Default Chroma HNSW builds lack CPU-specific optimizations (SSE, AVX, AVX2, AVX-512 SIMD instructions), resulting in suboptimal vector distance calculations. Rebuilding HNSW for the target architecture enables hardware-accelerated vector operations, improving query throughput by 2-5x and reducing latency by 40-60%.

Sources

Performance Tips - Chroma Cookbookcookbook.chromadb.dev

GitHub - nmslib/hnswlib: Header-only C++/python library for fast approximate nearest neighborsgithub.com

Technologies:

ChromaThe root cause of this issue originates in Chroma

How to detect:

Query latency and throughput are significantly worse than expected for dataset size and hardware specs. Performance varies across deployment architectures (x86 vs ARM, cloud vs on-prem). No SIMD instruction usage visible in CPU profiling. HNSW was installed via pre-built wheel rather than compiled for target architecture.

Recommended action:

1. Diagnose: Profile query execution to identify vector distance calculation bottleneck. Check if HNSW was installed from pre-built wheel (generic) or compiled from source. Compare performance across different deployment environments — significant variance indicates architecture-specific issue. CPU profiling should show high time in distance calculations without SIMD instructions. 2. Rebuild HNSW (core package): Uninstall existing: `pip uninstall chroma-hnswlib`. Install from source: `pip install --no-binary :all: chroma-hnswlib`. This compiles HNSW with architecture-specific optimizations detected at build time. 3. Rebuild HNSW (server/container): For Docker deployments, rebuild image with REBUILD_HNSWLIB flag: `docker build --build-arg REBUILD_HNSWLIB=true -t chroma-optimized .`. This forces source compilation during image build.

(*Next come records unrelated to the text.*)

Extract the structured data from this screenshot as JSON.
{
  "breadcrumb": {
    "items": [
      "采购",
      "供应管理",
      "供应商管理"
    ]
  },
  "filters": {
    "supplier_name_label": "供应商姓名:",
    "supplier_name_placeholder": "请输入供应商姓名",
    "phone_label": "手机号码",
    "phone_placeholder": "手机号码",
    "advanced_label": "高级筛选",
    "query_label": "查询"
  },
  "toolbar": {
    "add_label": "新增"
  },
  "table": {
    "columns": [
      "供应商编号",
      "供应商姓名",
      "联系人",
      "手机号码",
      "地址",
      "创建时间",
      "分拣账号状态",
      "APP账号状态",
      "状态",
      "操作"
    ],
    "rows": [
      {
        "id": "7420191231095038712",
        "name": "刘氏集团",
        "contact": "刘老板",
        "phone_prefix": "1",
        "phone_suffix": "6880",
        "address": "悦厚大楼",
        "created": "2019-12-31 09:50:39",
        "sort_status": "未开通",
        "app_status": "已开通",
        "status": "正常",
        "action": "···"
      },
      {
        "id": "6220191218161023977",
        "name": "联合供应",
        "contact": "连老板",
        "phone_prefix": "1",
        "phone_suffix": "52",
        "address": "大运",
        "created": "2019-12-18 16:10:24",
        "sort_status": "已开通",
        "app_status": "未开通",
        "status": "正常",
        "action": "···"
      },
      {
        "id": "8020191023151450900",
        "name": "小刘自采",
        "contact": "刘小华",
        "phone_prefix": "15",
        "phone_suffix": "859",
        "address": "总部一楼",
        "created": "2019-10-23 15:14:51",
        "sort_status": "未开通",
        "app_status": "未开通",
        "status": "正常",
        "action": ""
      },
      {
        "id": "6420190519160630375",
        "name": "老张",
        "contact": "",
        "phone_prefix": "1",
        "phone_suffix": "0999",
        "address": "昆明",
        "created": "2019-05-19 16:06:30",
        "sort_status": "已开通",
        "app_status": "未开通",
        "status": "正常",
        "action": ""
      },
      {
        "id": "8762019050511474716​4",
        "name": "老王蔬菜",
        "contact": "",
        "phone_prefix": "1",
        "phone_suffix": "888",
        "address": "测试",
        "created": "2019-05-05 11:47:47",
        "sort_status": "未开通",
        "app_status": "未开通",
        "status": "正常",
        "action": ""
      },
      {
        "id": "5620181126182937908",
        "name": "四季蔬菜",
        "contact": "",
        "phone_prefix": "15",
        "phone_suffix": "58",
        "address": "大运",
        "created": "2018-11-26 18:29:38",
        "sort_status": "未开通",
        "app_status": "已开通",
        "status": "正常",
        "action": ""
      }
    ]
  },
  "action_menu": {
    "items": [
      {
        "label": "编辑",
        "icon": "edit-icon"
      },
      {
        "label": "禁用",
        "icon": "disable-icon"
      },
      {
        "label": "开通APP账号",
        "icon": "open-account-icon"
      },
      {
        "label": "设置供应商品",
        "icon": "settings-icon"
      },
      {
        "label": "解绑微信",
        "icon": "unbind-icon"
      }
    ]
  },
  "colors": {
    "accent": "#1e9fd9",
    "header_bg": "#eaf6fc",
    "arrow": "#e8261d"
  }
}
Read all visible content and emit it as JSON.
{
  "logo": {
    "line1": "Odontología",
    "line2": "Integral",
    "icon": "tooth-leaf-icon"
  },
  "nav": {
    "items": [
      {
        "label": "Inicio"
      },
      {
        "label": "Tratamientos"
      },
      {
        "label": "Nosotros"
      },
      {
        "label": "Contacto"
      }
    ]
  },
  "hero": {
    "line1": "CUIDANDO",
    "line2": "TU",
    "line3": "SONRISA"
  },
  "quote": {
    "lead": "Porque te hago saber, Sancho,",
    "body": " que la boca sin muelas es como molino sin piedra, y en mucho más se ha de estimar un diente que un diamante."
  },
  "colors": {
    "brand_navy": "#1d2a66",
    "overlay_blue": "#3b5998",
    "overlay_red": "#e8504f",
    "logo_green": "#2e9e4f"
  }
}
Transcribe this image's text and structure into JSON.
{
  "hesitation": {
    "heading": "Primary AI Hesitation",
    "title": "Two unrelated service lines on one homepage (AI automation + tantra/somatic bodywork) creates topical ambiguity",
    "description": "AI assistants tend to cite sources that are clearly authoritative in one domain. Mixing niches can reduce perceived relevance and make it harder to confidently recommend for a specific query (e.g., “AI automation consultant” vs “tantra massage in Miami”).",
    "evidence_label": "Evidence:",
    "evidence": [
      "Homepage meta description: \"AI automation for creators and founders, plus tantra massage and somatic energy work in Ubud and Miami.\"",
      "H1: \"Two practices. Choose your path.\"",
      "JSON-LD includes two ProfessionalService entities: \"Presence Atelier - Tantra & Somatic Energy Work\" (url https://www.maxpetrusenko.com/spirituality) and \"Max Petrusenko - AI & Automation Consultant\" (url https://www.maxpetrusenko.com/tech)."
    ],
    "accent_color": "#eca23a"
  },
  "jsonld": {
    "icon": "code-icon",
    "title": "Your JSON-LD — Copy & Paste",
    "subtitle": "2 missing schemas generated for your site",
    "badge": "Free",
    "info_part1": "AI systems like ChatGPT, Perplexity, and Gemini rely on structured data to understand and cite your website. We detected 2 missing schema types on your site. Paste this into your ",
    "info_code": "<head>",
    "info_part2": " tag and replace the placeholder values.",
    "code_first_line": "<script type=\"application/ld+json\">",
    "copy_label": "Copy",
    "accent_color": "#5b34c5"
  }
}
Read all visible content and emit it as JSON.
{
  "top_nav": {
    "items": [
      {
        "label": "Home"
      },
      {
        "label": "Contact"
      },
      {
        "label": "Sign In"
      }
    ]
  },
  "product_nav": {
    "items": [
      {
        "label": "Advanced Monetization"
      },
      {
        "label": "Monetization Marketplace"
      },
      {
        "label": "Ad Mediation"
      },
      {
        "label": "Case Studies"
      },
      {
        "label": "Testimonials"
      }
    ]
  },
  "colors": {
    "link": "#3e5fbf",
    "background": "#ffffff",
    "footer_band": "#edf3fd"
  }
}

For local server installs, follow core package steps above. 4. Verify optimization: After rebuild, check CPU profiling for SIMD instruction usage (AVX, SSE). Measure query latency and throughput — expect 2-5x improvement. Verify consistent performance across deployment environments. 5. Document: Record optimized build in deployment documentation. Include architecture-specific build steps in CI/CD pipelines. Test performance on target hardware before production deployment.